Außerdem stört Ferrari, dass Sainz nicht von den Stewards befragt wurde, ehe die Strafe ausgesprochen wurde. Gasly und Ocon durften nach dem Rennen ihre Standpunkte vor dem vierköpfigen Panel vertreten. Allerdings ist das der normale Ablauf, weil beide Alpine-Piloten ausschieden. Eine Entscheidung muss nicht zeitnah getroffen werden.

Bei Sainz hingegen galt es, zeitnah eine Entscheidung zu treffen, weil das Rennergebnis davon betroffen war. Das Argument will Vasseur nicht gelten lassen: "Es war ein spezieller Fall, hier hätte es [eine Anhörung] Sinn gemacht. Das Rennen war vorbei, das Podium war davon nicht betroffen."

Ferrari will Entscheidung noch vor Baku

In der ersten Instanz müssen die Stewards darüber entscheiden, ob die Beweise, die Ferrari vorlegt, neu, relevant und signifikant sind. Wenn die Melbourne-Stewards rund um ihren Vorsitzenden Nish Shetty der Ferrari-Argumentation folgen, wird der Fall von ihnen neu aufgerollt. Dann könnte die Strafe zurückgenommen werden. Die Stewards können aber auch angesichts neuer Elemente weiterhin eine Strafe aussprechen.

Carlos Sainz verlor durch die Strafe Platz vier und 12 Punkte, Foto: LAT Images
Carlos Sainz verlor durch die Strafe Platz vier und 12 Punkte, Foto: LAT Images

Sollten sie die Ferrari-Beweise nicht als neu, signifikant und relevant erachten, wird der Fall geschlossen. "Wir hoffen, zumindest eine offene Diskussion darüber zu haben.

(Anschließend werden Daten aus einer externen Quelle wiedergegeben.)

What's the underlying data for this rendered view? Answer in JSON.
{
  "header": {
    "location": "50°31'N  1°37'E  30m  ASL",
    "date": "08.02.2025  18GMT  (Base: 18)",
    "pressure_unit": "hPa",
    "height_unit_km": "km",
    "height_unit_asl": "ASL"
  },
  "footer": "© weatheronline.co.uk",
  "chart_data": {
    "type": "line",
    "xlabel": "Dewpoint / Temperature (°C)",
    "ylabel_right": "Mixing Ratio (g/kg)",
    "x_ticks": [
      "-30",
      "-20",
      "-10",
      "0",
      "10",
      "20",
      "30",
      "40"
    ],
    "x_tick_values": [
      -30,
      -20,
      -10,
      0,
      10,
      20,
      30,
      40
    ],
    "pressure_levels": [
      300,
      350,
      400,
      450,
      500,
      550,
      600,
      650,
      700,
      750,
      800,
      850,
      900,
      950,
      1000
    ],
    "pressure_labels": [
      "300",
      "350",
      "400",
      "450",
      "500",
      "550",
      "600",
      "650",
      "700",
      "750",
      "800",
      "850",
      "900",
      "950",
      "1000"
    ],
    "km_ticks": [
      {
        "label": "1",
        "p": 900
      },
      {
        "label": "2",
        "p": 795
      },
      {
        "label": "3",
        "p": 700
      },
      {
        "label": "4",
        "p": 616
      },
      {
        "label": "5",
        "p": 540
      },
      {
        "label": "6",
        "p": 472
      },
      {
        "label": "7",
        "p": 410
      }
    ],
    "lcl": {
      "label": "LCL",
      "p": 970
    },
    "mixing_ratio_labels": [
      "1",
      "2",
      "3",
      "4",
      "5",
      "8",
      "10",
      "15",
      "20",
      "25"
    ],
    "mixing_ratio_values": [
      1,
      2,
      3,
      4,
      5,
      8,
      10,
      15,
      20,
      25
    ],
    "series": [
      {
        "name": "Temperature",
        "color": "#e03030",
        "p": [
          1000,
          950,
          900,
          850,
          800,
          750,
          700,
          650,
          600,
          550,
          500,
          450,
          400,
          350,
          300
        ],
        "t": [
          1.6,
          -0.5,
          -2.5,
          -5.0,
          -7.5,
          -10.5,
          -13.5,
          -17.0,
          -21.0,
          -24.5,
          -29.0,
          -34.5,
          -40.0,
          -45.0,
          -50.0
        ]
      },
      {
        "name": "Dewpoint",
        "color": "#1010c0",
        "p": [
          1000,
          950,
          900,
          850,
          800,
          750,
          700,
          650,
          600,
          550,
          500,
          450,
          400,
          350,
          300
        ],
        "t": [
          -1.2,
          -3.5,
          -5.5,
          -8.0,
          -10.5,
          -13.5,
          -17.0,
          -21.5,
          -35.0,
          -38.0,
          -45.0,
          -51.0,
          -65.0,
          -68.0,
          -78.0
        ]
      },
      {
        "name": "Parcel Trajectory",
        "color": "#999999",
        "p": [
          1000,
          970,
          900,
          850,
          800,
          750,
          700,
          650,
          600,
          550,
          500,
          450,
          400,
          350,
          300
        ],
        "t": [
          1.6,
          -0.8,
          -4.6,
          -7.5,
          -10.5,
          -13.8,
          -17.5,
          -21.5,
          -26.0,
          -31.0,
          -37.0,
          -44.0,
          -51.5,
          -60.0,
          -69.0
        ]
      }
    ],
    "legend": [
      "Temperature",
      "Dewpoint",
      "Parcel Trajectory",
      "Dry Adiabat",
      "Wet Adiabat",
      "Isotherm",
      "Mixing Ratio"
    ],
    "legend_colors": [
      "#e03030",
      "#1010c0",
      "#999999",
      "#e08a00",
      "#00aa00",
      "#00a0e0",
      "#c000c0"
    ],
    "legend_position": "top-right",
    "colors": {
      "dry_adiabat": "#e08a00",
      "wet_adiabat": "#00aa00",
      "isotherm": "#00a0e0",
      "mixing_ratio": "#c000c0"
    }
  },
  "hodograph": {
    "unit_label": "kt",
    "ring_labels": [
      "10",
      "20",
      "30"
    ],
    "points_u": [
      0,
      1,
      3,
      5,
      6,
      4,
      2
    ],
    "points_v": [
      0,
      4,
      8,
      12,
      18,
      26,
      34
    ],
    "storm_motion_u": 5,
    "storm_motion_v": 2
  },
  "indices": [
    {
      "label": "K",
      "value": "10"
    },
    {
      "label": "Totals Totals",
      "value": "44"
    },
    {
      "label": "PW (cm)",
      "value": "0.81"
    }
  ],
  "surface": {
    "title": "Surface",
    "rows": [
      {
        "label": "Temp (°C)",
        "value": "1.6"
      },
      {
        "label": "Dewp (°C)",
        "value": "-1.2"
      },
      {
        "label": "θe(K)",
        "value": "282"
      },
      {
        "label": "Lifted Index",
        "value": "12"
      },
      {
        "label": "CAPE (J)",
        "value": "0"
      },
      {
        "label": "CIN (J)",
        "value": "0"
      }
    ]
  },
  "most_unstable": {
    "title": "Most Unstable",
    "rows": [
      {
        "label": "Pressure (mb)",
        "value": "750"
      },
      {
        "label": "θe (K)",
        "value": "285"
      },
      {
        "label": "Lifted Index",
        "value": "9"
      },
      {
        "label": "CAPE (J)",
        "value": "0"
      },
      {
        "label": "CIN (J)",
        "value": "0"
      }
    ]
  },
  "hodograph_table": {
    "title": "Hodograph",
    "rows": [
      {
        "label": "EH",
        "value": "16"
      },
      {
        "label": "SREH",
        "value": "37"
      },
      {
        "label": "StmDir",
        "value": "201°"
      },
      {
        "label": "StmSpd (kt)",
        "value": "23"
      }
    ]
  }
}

Auch zum Wohle des Sports, um diese Entscheidungen zu verhindern. Denn wir hatten drei Fälle in einer Kurve und es gab unterschiedliche Entscheidungen", ärgert sich Vasseur.

Wie lange das Verfahren nun dauert, liegt in den Händen der FIA. "Hoffentlich können wir es vor Baku regeln", meint der Ferrari-Teamchef. Das nächste Rennen in Aserbaidschan findet erst vier Wochen nach dem Australien GP statt.